CoreLogic's monthly Market Pulse Molly Boesel looks at the influence interest rates, which have risen by a little over 100 basis points from May to August, may have on mortgage refinancing. Her article "Rising Rates Cooling Refinance Activity" notes that the recent increase was the largest rise in the 30-year rate since mid-2004. What, she asks, will happen to the mortgage market?

That market, she says, is made up of two distinct parts, the home purchase market which is driven by sales and the refinancing market which is driven by rates. In addition to sales the dollar amount of purchase originations is influenced by home prices, loan-to-value ratios, and the share of purchases that use a mortgage. In the go-go days before the crash all of theses were in high gear producing record high numbers of sales, easy access to credit, and soaring home prices. The economy was also sailing and interest rates were hovering around 6 percent. Then it ended and we had a five-year stretch of low purchase origination volumes.

Late last year we began to see that sector recover; there was a 19 percent year-over-year increase in purchase originations in Quarter 1, 2013. The recent rise in rates, Boesel says, should not significantly slow purchase origination volumes. The higher rates are a signal that the broader economy is strengthening and have positive implications for the housing market. Also the impact of rising rates on housing affordability is minimal. Purchase money originations are estimated to increase between 12 and 22 percent in 2013 compared to 2012 as home prices continue growing and sales improve further.

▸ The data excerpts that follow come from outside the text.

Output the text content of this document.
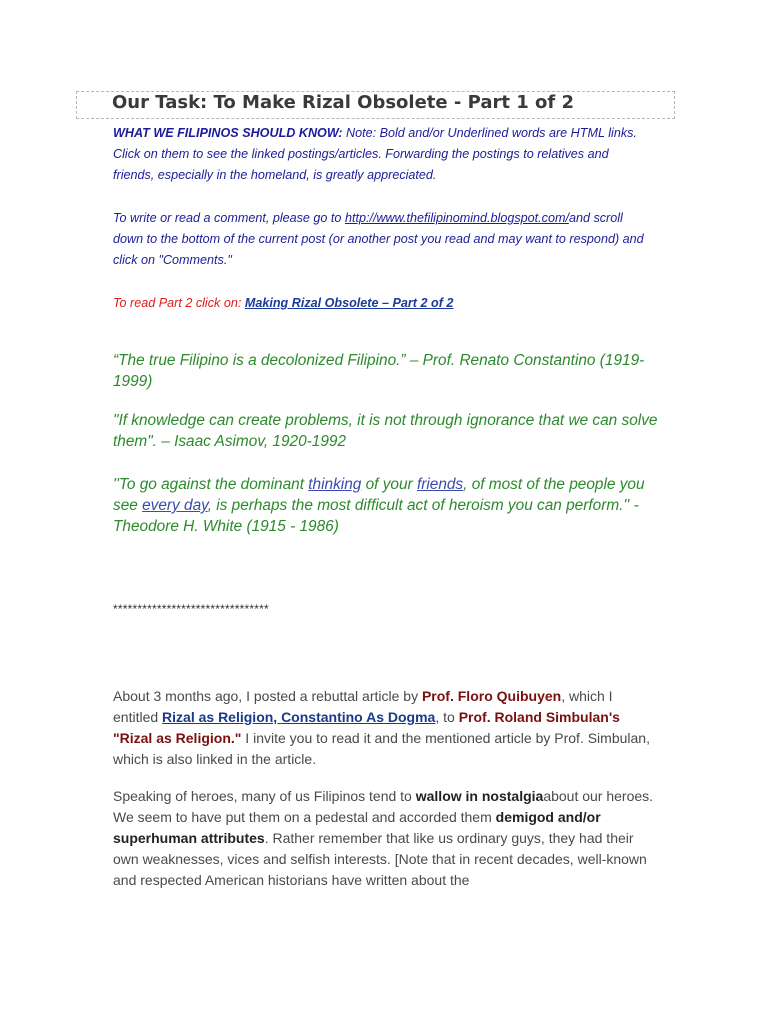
Our Task: To Make Rizal Obsolete - Part 1 of 2
WHAT WE FILIPINOS SHOULD KNOW: Note: Bold and/or Underlined words are HTML links. Click on them to see the linked postings/articles. Forwarding the postings to relatives and friends, especially in the homeland, is greatly appreciated.
To write or read a comment, please go to http://www.thefilipinomind.blogspot.com/and scroll down to the bottom of the current post (or another post you read and may want to respond) and click on "Comments."
To read Part 2 click on: Making Rizal Obsolete – Part 2 of 2
“The true Filipino is a decolonized Filipino.” – Prof. Renato Constantino (1919-1999)
"If knowledge can create problems, it is not through ignorance that we can solve them". – Isaac Asimov, 1920-1992
''To go against the dominant thinking of your friends, of most of the people you see every day, is perhaps the most difficult act of heroism you can perform.'' - Theodore H. White (1915 - 1986)
********************************
About 3 months ago, I posted a rebuttal article by Prof. Floro Quibuyen, which I entitled Rizal as Religion, Constantino As Dogma, to Prof. Roland Simbulan's "Rizal as Religion." I invite you to read it and the mentioned article by Prof. Simbulan, which is also linked in the article.
Speaking of heroes, many of us Filipinos tend to wallow in nostalgiaabout our heroes. We seem to have put them on a pedestal and accorded them demigod and/or superhuman attributes. Rather remember that like us ordinary guys, they had their own weaknesses, vices and selfish interests. [Note that in recent decades, well-known and respected American historians have written about the
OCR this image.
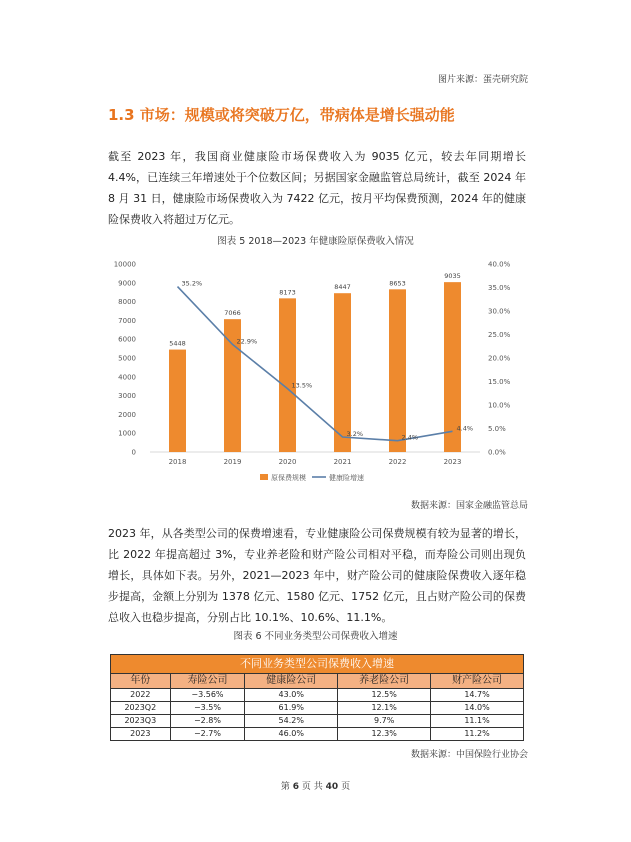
图片来源：蛋壳研究院
1.3 市场：规模或将突破万亿，带病体是增长强动能
截至 2023 年，我国商业健康险市场保费收入为 9035 亿元，较去年同期增长 4.4%，已连续三年增速处于个位数区间；另据国家金融监管总局统计，截至 2024 年 8 月 31 日，健康险市场保费收入为 7422 亿元，按月平均保费预测，2024 年的健康险保费收入将超过万亿元。
图表 5 2018—2023 年健康险原保费收入情况
0
1000
2000
3000
4000
5000
6000
7000
8000
9000
10000
0.0%
5.0%
10.0%
15.0%
20.0%
25.0%
30.0%
35.0%
40.0%
2018	2019	2020	2021	2022	2023
5448
7066
8173
8447	8653
9035
35.2%
22.9%
13.5%
3.2%	2.4%
4.4%
原保费规模	健康险增速
数据来源：国家金融监管总局
2023 年，从各类型公司的保费增速看，专业健康险公司保费规模有较为显著的增长，比 2022 年提高超过 3%，专业养老险和财产险公司相对平稳，而寿险公司则出现负增长，具体如下表。另外，2021—2023 年中，财产险公司的健康险保费收入逐年稳步提高，金额上分别为 1378 亿元、1580 亿元、1752 亿元，且占财产险公司的保费总收入也稳步提高，分别占比 10.1%、10.6%、11.1%。
图表 6 不同业务类型公司保费收入增速
不同业务类型公司保费收入增速				
年份	寿险公司	健康险公司	养老险公司	财产险公司
2022	−3.56%	43.0%	12.5%	14.7%
2023Q2	−3.5%	61.9%	12.1%	14.0%
2023Q3	−2.8%	54.2%	9.7%	11.1%
2023	−2.7%	46.0%	12.3%	11.2%
数据来源：中国保险行业协会
第 6 页 共 40 页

Refinancing will probably be a different story. Those originations represented about 70 percent of the market for the first half of this year but that share is certain to fall in the second half. The figure below shows the distribution of outstanding mortgages as of May. Before the recent rise in rates about 80 percent of outstanding mortgages had rates higher than the market rate but now only about 55 percent do. CoreLogic estimates that as of July 29 percent of borrowers are "in the money" to refinance, taking into consideration the current market rate, outstanding mortgage rates, and whether potential monthly savings are large enough to justify refinancing.

 

 

The recent increases are already having an effect. The Mortgage Bankers Association's Weekly Applications Survey for late July showed a decrease in applications for refinancing of 12 percent from the prior month and 59 percent from the prior year. Housing market forecasters are projecting a reduction in refinance volume for the second half of 2013 with forecasts for originations ranging from $1 to $1.1 trillion for the year and $700 to $800 billion of that already completed. "Adding in the improving purchase money market, total mortgage originations are estimated to come in between $1.6 trillion to $1.8 trillion for all of 2013," Boesel says, "a drop as small as 10 percent or as large as 19 percent from 2012."